In this industry it probably doesn’t matter what the actual degree certificate says or whether or not if he got A’s or C’s; In this industry it really comes down to Networking and not being a jerk. As long as he works hard and networks with peers and teachers, he will be off to a great start. You get out of education what you put into it. If he just shows up to classes just for a grade, he is not going to do well… If he asks questions, willing to take harsh and honest criticism that is when you truly learn.

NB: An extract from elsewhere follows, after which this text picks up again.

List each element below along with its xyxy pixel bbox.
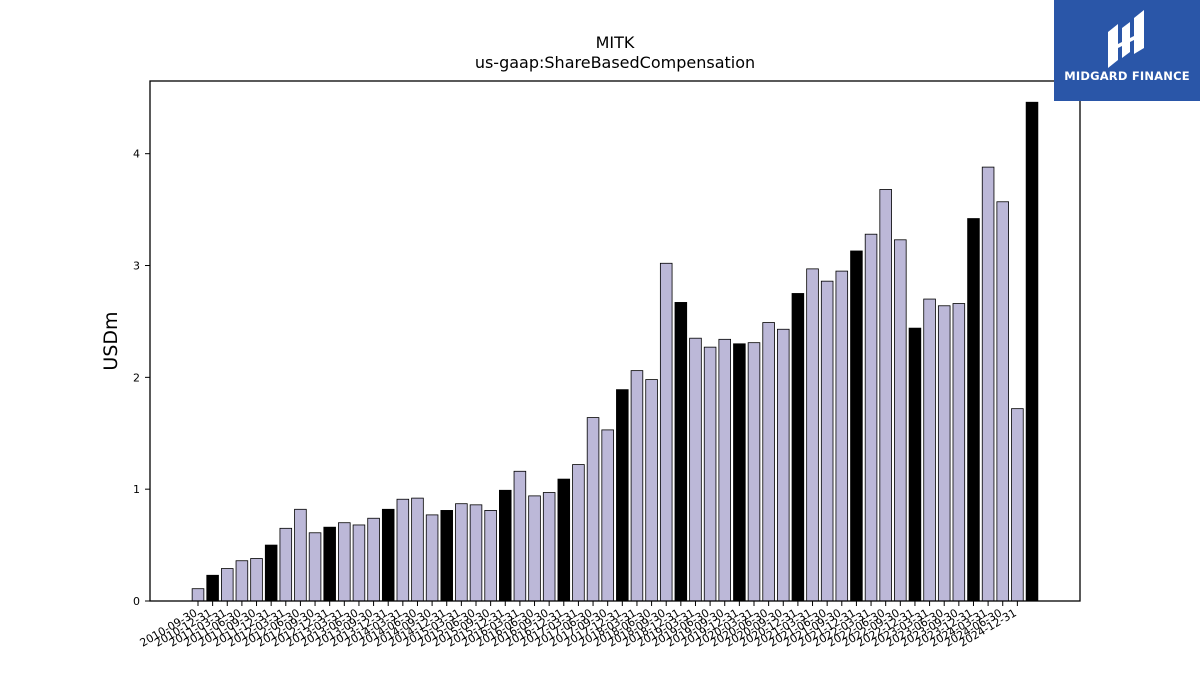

I have been doing sound design for around four years now but have been learning through my father since I was a little kid. I looked around for a long time to find a school to do sound design at and I ended up going to Full Sail University which I currently attend for Game Design and Show Production, and it was a very similar experience to what your son is having. I came to the school, took a tour, sat with course directors and admissions, and after deciding to go here found many reviews and youtube videos speaking extremely negatively about the school, to the point where people were saying it was a scam. After attending the university for a while now I have gotten to learn that the school has these reviews because these were students that couldn't handle the school and workload and end up dropping out mostly. Schools like SCAD and Full Sail are passion schools, and you have to be willing to put your blood sweat and tears into your work if you want to be successful. Because of this I have learned to ignore those reviews and internet articles, since they're mostly from people who are taking their anger out on the internet. People don't tend to write a review about something unless they are displeased so it seems to be best to look at those reviews as the worst it will get. SCAD is an amazing university, I have a few friends that also attend the school and they have loved every second just as I have loved every second here, however it is a lot of work and you have to love what you are doing to have it be the experience you are hoping for
I hope this helps to ease your worries and I hope your son moves on to do great things at SCAD, I wish him good luck.
You can check out our program at CCM:
The website is pretty sparse, but contact me directly and I'll get you any information you'd like. email@example.com
Other notable programs with a BFA in sound design are Penn State, DePaul and Carnegie. There are a couple of others that offer degrees, but I don't know any more that have dedicated full time professors.